Opini  

Pengeringan, Krisis Pangan dan Kelaparan

Penampakan mesin sedot air kali ke sawah petani Desa Golo Ketak, Kecamatan Boleng. Foto/Robert Perkasa

Oleh : Sil Joni *) 

Opini, Okebajo.com, – Selain Lembor dan Terang, areal persawahan Nggorang dan sekitarnya dikenal luas sebagai ‘lumbung padi’ di Manggarai Barat (Mabar). Namun, ‘lumbung’ itu sedang limbung saat ini. Kondisi lumbung sedang tidak baik-baik saja.

Saluran irigasi persawahan Nggorang ‘sedang direnovasi’. Untuk kepentingan perbaikan itu, maka ‘saluran irigasi’ harus dikeringkan. Program pengeringan itu, sudah dieksekusi sejak pertengahan tahun 2023 yang lalu.

Seperti biasa, sebelum sebuah ‘proyek’ dibuat, pasti ada tahap sosialisasinya. Dalam kegiatan sosialisasi untuk program ini, dijelaskan bahwa proyek akan selesai pada awal Januari 2024. Itu berarti saluran irigasi kembali dipakai pada awal tahun ini.

Tetapi, hingga tulisan ini digodok, proses pengerjaannya belum rampung. Irigasi belum bisa difungsikan seperti pada tahun sebelumnya. Terhadap kenyataan ini, sebagai masyarakat kita hanya bisa bertanya, mengapa pengerjaannya tidak sesuai target dan berharap dalam waktu dekat saluran irigasi itu akan dialiri air.

Warga Nggorang dan sekitarnya, khususnya para petani lahan basah, paling merasakan dampak dari program pengeringan tersebut.  Tingkat ‘ketergantungan’ terhadap beras (padi sawah) sangat besar. Sebelum pengeringan, rata-rata masa panen untuk petani sebanyak tiga kali dengan hasil yang bervariasi.

Bisa dibayangkan, seperti apa kondisi para petani, ketika enam bulan tanpa mengolah sawah. Stok pangan menipis. Modal untuk memenuhi kebutuhan primer yang lain, tentu semakin menyusut. Tidak heran, banyak petani sawah di sini, bertanya kapan pengerjaan proyek ini tuntas.

Gabah, padi (beras), bagi sebagian besar petani lahan basah merupakan “sumber pendapatan/penghasilan”. Areal persawahan yang tidak bisa dikelola lantaran kurangnya pasokan air, tentu bisa berujung bencana.

Ketika pengerjaan (perbaikan) saluran irigasi, tidak sesuai batas waktu yang ditentukan, maka hal itu, dalam arti tertentu, bisa dianggap sebagai ‘musibah’. Sebut saja, bencana ‘gagal tanam’ sedang menimpa petani.

Kondisi semacam ini, bukan tidak mungkin, berdampak pada kelangkaan persediaan pangan.
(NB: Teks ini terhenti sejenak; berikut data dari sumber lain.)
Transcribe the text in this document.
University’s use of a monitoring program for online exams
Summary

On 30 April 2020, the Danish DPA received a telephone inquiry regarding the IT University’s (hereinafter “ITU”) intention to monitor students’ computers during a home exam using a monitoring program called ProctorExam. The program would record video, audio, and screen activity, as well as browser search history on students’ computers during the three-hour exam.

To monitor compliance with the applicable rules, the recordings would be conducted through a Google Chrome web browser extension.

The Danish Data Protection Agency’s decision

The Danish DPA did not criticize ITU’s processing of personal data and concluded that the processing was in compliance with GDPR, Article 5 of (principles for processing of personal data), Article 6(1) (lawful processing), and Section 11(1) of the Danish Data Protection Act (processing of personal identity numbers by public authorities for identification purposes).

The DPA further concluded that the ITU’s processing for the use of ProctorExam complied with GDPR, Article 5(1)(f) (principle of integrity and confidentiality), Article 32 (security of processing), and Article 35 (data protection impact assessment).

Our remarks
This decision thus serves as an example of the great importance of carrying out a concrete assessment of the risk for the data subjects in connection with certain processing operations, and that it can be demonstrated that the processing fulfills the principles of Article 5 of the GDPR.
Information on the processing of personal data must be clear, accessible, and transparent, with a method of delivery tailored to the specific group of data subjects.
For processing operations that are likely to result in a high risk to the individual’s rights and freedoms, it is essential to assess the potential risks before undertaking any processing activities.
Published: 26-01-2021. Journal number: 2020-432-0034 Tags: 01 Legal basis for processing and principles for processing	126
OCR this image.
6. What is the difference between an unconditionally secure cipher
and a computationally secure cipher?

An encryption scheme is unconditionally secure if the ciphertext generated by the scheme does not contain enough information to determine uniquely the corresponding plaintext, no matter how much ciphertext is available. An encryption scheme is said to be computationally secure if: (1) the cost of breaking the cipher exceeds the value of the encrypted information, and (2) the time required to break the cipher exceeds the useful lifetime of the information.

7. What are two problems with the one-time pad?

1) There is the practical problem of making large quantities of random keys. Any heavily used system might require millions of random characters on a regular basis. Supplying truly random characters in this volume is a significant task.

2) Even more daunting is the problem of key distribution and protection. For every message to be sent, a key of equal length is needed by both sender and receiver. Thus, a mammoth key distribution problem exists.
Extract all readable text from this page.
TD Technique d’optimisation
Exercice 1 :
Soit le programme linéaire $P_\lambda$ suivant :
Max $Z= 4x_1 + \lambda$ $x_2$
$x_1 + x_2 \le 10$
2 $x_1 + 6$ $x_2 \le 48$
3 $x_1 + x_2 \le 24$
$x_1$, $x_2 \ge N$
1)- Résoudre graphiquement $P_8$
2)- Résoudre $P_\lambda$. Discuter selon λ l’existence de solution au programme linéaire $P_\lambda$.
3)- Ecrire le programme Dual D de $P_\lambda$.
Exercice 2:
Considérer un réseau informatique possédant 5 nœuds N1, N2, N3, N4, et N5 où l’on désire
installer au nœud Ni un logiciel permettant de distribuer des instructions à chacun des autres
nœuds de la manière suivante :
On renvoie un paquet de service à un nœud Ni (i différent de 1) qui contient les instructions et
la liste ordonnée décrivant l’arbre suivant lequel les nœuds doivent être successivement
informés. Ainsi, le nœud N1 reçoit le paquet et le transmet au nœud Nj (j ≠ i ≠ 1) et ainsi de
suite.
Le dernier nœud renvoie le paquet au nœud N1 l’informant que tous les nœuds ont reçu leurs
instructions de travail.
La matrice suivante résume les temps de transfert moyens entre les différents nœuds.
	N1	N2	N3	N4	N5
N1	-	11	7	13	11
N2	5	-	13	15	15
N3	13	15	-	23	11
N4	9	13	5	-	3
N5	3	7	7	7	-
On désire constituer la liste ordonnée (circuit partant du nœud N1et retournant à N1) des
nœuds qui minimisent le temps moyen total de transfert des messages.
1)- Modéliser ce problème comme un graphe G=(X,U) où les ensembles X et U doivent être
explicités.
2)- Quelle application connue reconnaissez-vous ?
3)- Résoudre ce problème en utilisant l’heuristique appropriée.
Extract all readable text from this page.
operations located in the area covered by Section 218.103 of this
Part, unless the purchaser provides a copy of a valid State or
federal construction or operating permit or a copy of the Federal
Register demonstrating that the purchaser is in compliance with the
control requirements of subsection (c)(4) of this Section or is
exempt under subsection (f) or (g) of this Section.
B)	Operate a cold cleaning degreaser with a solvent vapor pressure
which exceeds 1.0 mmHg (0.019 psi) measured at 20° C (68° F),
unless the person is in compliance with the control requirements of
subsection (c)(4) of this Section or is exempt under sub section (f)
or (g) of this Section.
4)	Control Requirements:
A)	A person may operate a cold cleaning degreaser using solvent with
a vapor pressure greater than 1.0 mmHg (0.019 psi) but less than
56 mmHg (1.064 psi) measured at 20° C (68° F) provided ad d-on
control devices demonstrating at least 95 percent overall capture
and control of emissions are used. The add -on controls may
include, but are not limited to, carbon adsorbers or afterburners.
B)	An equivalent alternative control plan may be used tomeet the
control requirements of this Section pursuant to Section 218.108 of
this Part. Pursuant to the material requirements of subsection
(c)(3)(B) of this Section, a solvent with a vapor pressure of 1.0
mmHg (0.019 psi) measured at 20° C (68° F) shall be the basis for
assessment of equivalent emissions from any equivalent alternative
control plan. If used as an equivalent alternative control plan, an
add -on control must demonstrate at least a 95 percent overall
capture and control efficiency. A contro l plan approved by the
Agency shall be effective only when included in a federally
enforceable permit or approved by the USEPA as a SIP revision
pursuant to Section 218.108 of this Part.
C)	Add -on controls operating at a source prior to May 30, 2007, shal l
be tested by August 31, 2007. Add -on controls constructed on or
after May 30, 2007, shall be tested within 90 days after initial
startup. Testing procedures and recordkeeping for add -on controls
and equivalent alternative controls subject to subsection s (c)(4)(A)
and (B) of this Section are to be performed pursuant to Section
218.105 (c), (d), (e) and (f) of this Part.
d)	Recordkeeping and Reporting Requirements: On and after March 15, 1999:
Bencana kelaparan, cepat atau lambat, bakal menimpa para petani. Sebuah situasi negatif yang tentu saja sangat tidak diharapkan terjadi.

Kurangnya pasokan beras, ditengarai menjadi salah satu penyebab ‘lambungnya’ harga beras saat ini. Kondisi kelangkaan dimanfaatkan oleh spekulan pasar, untuk meraup untung sebanyak-banyaknya.

Padahal, daya beli masyarakat, terutama para petani lahan basah, tidak seberapa. Mahalnya harga beras di pasar, membuat petani semakin tercekik dan sekarat. Harga beras, diperkirakan terus meroket, jika persawahan Nggorang dan sekitarnya, belum dikelola.

Negara (pemerintah) mesti bersikap responsif terhadap kenyataan yang tidak menguntungkan petani ini. Pengerjaan proyek perbaikan irigasi mesti dikontrol untuk memastikan kapan saluran itu bisa digunakan oleh para petani. Hanya pemerintah atau para elit yang punya ‘power’ untuk menekan pihak terkait. Dengan itu, publik mendapat informasi pasti terkait batas akhir pengerjaan proyek itu.

Selain itu, pemerintah perlu membuat semacam ‘observasi’ terkait efek negatif dari program pengeringan ini. Mesti ada ‘data yang valid’  perihal kondisi para petani yang terkena dampak tersebut. Dengan itu, pemerintah coba mencari solusi untuk mengatasi isu krisis pangan dan rendahnya daya beli petani tersebab oleh pemberlakuan program pengeringan tersebut.

*) Penulis adalah warga Desa Nggorang. Tinggal di Watu Langkas.